Московский поезд отходил через два часа, и мы направились по заснеженной улице, ведущей к вокзалу, переглядываясь: не взяли. Вокзал оказался островерхим и пустынным теремом. Когда поезд тронулся, мы по очереди выходили в коридор, едва ли единственные в вагоне, и жадно глядели на ползущие мимо сопки, которые сменились тундрой. Вслед за ней появились Хибинские горы. Вблизи они были похожи на лежащих белых мамонтов. С другой стороны вагона плыла тундра, перетекающая в озеро-зеркало. Хибины казались выше и площе Вогезов. Через несколько часов поезд въехал в едкий туман, белесую удушающую пелену, чей запах проникал даже сквозь обитые резиной двери. Вскоре показался и бумажный комбинат, плюющийся смрадом из всех своих змееобразных и конусовидных труб. Когда запах наконец выветрился, я посмотрел на спящих детей, сам почувствовал тяжелую усталость и заснул.
Ленинградский перрон и площадь перед вокзалом напугали Нину и Мари людским водоворотом, орущей и давящейся толпой, в которой сновали инвалиды. Один был безногий на тележке с двумя брусками, которыми он отталкивался от асфальта, а другой на костылях; оба ничего не просили, лишь барражировали в толпе и высматривали что-то свое. После Вишеры пронесся овражистый берег реки, серая вода, фермы моста и началась желтая болотистая равнина, которой слиться с горизонтом мешали две церкви, белокаменная, твердо стоящая, и рядом деревянная, с содранным крестом, склонившаяся. Когда безлюдные луга сменились серыми покосившимися избами, я все понял и до самого Калинина больше не смотрел в окно. Из-за платья другого кроя и чемоданов с бельгийскими клеймами нас принимали за иностранцев, хотя и знающих русский язык. Анна всю дорогу молчала и лишь иногда тихо разговаривала с девочками. Меня, впрочем, мало что из увиденного удивляло, а дорожные события и попутчики словно плавали в тумане. Я возвращался с любимой женщиной, с девочками, которых хотел удочерить, и ждал, что если не прямо-таки сразу, то по крайней мере наведя справки, найду маму, Олечку, Толю и Марго. Все остальное казалось декорациями в спектакле, который близится к финалу и после которого начнется не сон, а жизнь.

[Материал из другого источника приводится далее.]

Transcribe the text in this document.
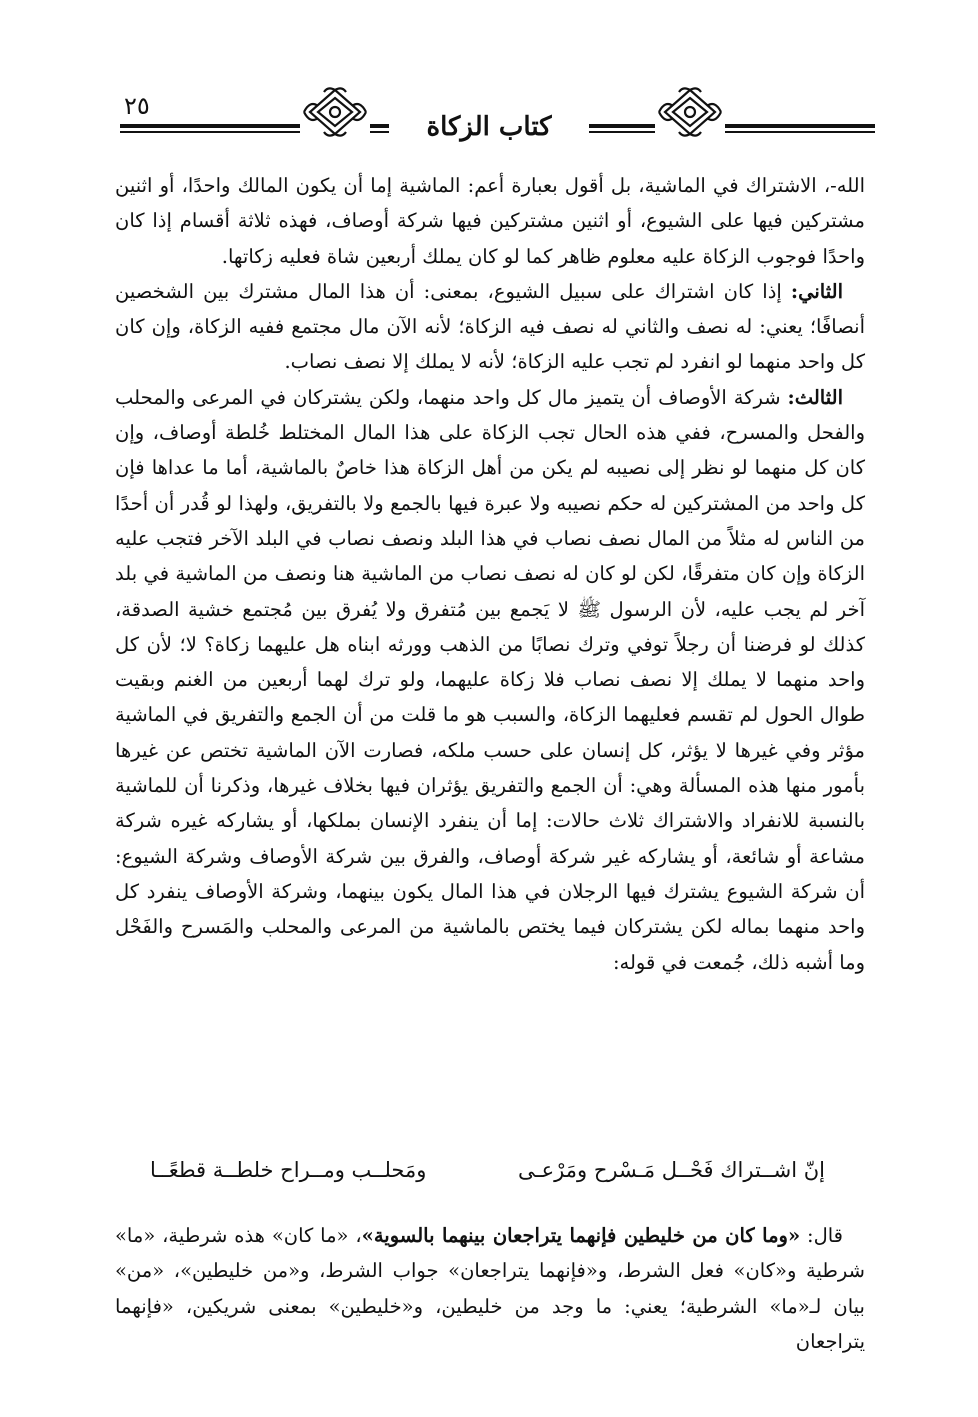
كتاب الزكاة
٢٥

الله-، الاشتراك في الماشية، بل أقول بعبارة أعم: الماشية إما أن يكون المالك واحدًا، أو اثنين مشتركين فيها على الشيوع، أو اثنين مشتركين فيها شركة أوصاف، فهذه ثلاثة أقسام إذا كان واحدًا فوجوب الزكاة عليه معلوم ظاهر كما لو كان يملك أربعين شاة فعليه زكاتها.

الثاني: إذا كان اشتراك على سبيل الشيوع، بمعنى: أن هذا المال مشترك بين الشخصين أنصافًا؛ يعني: له نصف والثاني له نصف فيه الزكاة؛ لأنه الآن مال مجتمع ففيه الزكاة، وإن كان كل واحد منهما لو انفرد لم تجب عليه الزكاة؛ لأنه لا يملك إلا نصف نصاب.

الثالث: شركة الأوصاف أن يتميز مال كل واحد منهما، ولكن يشتركان في المرعى والمحلب والفحل والمسرح، ففي هذه الحال تجب الزكاة على هذا المال المختلط خُلطة أوصاف، وإن كان كل منهما لو نظر إلى نصيبه لم يكن من أهل الزكاة هذا خاصٌ بالماشية، أما ما عداها فإن كل واحد من المشتركين له حكم نصيبه ولا عبرة فيها بالجمع ولا بالتفريق، ولهذا لو قُدر أن أحدًا من الناس له مثلاً من المال نصف نصاب في هذا البلد ونصف نصاب في البلد الآخر فتجب عليه الزكاة وإن كان متفرقًا، لكن لو كان له نصف نصاب من الماشية هنا ونصف من الماشية في بلد آخر لم يجب عليه، لأن الرسول ﷺ لا يَجمع بين مُتفرق ولا يُفرق بين مُجتمع خشية الصدقة، كذلك لو فرضنا أن رجلاً توفي وترك نصابًا من الذهب وورثه ابناه هل عليهما زكاة؟ لا؛ لأن كل واحد منهما لا يملك إلا نصف نصاب فلا زكاة عليهما، ولو ترك لهما أربعين من الغنم وبقيت طوال الحول لم تقسم فعليهما الزكاة، والسبب هو ما قلت من أن الجمع والتفريق في الماشية مؤثر وفي غيرها لا يؤثر، كل إنسان على حسب ملكه، فصارت الآن الماشية تختص عن غيرها بأمور منها هذه المسألة وهي: أن الجمع والتفريق يؤثران فيها بخلاف غيرها، وذكرنا أن للماشية بالنسبة للانفراد والاشتراك ثلاث حالات: إما أن ينفرد الإنسان بملكها، أو يشاركه غيره شركة مشاعة أو شائعة، أو يشاركه غير شركة أوصاف، والفرق بين شركة الأوصاف وشركة الشيوع: أن شركة الشيوع يشترك فيها الرجلان في هذا المال يكون بينهما، وشركة الأوصاف ينفرد كل واحد منهما بماله لكن يشتركان فيما يختص بالماشية من المرعى والمحلب والمَسرح والفَحْل وما أشبه ذلك، جُمعت في قوله:

إنّ اشــتراك فَحْــل مَـسْرح ومَرْعـى
ومَحلــب ومــراح خلطــة قطعًــا

قال: «وما كان من خليطين فإنهما يتراجعان بينهما بالسوية»، «ما كان» هذه شرطية، «ما» شرطية و«كان» فعل الشرط، و«فإنهما يتراجعان» جواب الشرط، و«من خليطين»، «من» بيان لـ«ما» الشرطية؛ يعني: ما وجد من خليطين، و«خليطين» بمعنى شريكين، «فإنهما يتراجعان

Когда поезд замедлил ход и в окне возникли гордые пилоны Парижа в окружении казарм Пролетарки, я вздрогнул от неуместности этих линий. До войны, каждый вечер возвращаясь в свой строгий замок, я никогда не думал о его несоответствии пейзажу. Калинин мало изменился и даже похорошел, через Волгу строили новый мост. На утренних солнечных улицах ветер ворошил шарообразные кроны лип. Белели колонны, сияла отреставрированная лепнина. Документы на паспорт у нас приняли быстро, взамен выдали временные, и я направился в трест, оставив Анну с детьми в гостинице. Из стариков никто не воевал, вся моя бригада работала как прежде, только Петренко умер от сердечного приступа. Начальство приняло меня осторожно, расспрашивали, как и что случилось на войне. Стараясь не слишком вдаваться в детали, я рассказывал о болотах, плене, побеге, Бельгии, часах, Леоне. На меня смотрели как на диковинку. Прорабов не хватало, и я был оформлен без всяких проволочек. Когда-то я отправлял письма домой, записывая обратным адресом контору, и теперь надеялся, что из дома мне что-то писали, но выяснилось, что нет, в Мелиоводстрой для меня ничего не приходило. Зато Алеев нацарапал на четвертушке адрес знакомой своей племянницы, которая сдавала часть дома в Затверечье, — «1-я Новозаводская, 141, Полина Семенова».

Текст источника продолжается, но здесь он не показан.